Looking at things like e.g. https://git.kernel.org/pub/scm/linux/kernel/git/torvalds/lin... , this is very obviously specific to the underlying hardware's control model in all sorts of ways. If the hardware has a gazillion control registers, then the software will have to handle a gazillion registers and will therefore need several gazillion definitions in order to do it. The hardware won't get any simpler just because it takes a long time to compile the driver.
> Compile times increase superlinearly with program size. How many cycles and developer hours are wasted if this duplication is not necessary?
Care to weight in the impact on developer hours and cycles of having to debug problems caused in how the autogenerated headers are created?
If the code is not expected to change and was already subjected to verification and validation, ensuring that it stays the same is a good way to avoid wasting time tracking bugs on code paths that assuredly were already verified.
The other time that you saw it was also probably me.
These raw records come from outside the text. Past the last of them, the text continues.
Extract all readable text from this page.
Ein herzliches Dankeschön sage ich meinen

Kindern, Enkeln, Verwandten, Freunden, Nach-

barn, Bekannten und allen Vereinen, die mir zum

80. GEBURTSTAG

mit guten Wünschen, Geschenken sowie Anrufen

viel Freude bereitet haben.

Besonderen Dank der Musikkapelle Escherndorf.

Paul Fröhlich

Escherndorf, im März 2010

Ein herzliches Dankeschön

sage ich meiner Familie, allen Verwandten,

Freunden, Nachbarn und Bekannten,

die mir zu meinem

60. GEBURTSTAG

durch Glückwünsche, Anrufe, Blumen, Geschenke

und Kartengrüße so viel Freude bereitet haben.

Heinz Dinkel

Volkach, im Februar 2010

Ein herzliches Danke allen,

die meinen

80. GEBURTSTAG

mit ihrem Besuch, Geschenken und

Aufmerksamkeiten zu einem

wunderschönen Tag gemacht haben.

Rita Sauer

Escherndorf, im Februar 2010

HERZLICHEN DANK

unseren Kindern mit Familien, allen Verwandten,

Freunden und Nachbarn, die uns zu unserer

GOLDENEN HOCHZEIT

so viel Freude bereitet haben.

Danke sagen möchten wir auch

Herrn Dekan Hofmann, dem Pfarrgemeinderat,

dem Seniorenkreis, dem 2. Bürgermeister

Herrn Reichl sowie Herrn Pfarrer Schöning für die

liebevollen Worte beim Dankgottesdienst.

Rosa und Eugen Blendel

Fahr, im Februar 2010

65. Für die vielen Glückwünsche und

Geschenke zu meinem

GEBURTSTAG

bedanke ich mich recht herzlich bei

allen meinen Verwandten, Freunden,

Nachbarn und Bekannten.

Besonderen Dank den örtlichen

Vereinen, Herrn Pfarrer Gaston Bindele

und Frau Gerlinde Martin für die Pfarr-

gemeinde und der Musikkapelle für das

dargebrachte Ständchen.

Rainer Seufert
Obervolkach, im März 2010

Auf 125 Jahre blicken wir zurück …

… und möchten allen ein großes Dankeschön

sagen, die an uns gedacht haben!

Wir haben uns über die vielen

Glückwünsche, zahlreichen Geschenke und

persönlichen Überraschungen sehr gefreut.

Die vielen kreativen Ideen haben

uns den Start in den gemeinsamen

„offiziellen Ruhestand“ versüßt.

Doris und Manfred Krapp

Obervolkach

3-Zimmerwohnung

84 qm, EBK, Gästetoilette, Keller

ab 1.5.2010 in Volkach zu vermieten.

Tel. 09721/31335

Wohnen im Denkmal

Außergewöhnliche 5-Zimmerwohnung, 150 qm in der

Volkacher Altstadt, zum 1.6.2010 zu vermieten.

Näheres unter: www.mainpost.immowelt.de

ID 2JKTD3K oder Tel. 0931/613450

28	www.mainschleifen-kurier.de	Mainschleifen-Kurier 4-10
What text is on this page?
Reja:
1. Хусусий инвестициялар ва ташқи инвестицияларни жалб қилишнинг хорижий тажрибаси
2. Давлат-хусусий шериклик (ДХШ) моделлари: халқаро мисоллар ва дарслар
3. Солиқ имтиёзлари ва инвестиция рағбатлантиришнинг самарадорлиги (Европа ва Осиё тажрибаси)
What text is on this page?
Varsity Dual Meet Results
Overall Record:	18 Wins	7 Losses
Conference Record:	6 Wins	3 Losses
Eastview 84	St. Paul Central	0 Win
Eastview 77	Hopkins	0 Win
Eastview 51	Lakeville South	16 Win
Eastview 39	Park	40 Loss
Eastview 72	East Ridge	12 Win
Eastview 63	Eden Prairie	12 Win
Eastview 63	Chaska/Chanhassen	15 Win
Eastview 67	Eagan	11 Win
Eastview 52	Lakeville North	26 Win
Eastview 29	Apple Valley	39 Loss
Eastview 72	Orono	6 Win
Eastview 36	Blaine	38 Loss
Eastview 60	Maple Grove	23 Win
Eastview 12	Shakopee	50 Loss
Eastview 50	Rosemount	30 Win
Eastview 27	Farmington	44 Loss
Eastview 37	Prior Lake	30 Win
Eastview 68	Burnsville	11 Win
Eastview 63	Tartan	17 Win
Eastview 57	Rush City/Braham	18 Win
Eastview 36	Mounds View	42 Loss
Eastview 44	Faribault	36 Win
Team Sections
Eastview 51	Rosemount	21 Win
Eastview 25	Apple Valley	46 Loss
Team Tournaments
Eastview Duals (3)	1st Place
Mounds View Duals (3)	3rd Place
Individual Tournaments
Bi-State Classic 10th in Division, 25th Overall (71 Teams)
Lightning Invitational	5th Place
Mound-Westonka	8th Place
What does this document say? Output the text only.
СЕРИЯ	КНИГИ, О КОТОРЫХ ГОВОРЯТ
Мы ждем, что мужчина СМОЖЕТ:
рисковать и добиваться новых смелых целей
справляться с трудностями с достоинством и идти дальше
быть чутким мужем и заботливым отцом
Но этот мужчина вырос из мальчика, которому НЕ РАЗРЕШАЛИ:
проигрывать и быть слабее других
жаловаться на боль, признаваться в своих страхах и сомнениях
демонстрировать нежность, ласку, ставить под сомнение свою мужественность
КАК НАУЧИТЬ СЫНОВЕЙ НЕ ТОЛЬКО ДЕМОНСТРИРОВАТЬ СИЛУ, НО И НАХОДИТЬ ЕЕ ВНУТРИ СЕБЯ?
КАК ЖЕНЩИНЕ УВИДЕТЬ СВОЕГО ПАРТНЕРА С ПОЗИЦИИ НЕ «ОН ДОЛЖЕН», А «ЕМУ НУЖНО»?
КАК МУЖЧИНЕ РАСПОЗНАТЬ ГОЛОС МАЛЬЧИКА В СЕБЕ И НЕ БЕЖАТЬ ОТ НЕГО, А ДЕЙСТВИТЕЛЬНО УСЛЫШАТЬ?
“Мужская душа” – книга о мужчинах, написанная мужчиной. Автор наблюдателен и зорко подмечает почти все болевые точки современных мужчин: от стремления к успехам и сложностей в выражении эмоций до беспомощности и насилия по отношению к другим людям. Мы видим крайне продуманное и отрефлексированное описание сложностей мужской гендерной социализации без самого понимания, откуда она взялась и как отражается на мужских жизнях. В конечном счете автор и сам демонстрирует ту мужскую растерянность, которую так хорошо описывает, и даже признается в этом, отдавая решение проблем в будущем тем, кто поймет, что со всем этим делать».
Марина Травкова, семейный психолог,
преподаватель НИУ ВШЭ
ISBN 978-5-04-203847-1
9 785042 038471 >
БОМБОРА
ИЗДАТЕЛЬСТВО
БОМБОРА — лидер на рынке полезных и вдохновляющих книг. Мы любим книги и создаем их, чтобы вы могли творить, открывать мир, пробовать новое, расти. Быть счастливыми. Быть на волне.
It's from this talk, which is about how a large amount of generated protocol buffer code at Google led to a quadratic increase in compile times: https://youtu.be/rHIkrotSwcc?t=720.
TL;DW: The reasoning is because if you use a distributed build system, then your compile time is gated by the file with the longest compile time (tail latency). The more files you have, the greater chance that one of them takes a long time. When you generate source files, you tend to produce more files than if you didn't.
Most users don't use a distributed build system to compile the kernel, so on further thought, in that case compile times probably scale closer to linear with the number of translation units. But wasted cycles are still wasted cycles, and regardless of how exactly compile times scale, you should still consider the cost of longer compile times when you duplicate code.
Not knowing the context of the quote, I can guess a few causes:
* Compiler optimizations mostly work on a per-function basis, so that the 'n' in O(n) or O(n²) is the size of a function and not the size of the entire codebase. Not all optimization algorithms are linear, and while good superlinear optimizations should have code threshold cutoffs, in practice these may be omitted. Function sizes follow something like a power law distribution, which means larger code bases contain larger functions that are more expensive to optimize.
* For C/C++, you compile code by pasting all the header definitions into your translation unit, and feeding that to the actual lexer/parser/codegen. Larger projects are probably going to have correspondingly larger headers, and files will probably include more of them, so that the actual translation unit sizes are going to be larger even than the on-disk source files would indicate.
* This is more speculative, but larger projects are also probably likelier to blow out the various caches on your computer, so that the operations you figure are O(1) (such as hashtable lookup!) are actually more like O(lg N) in practice. And as you get larger projects that are less likely to fit any cache, the effect of the non-constant time becomes more apparent.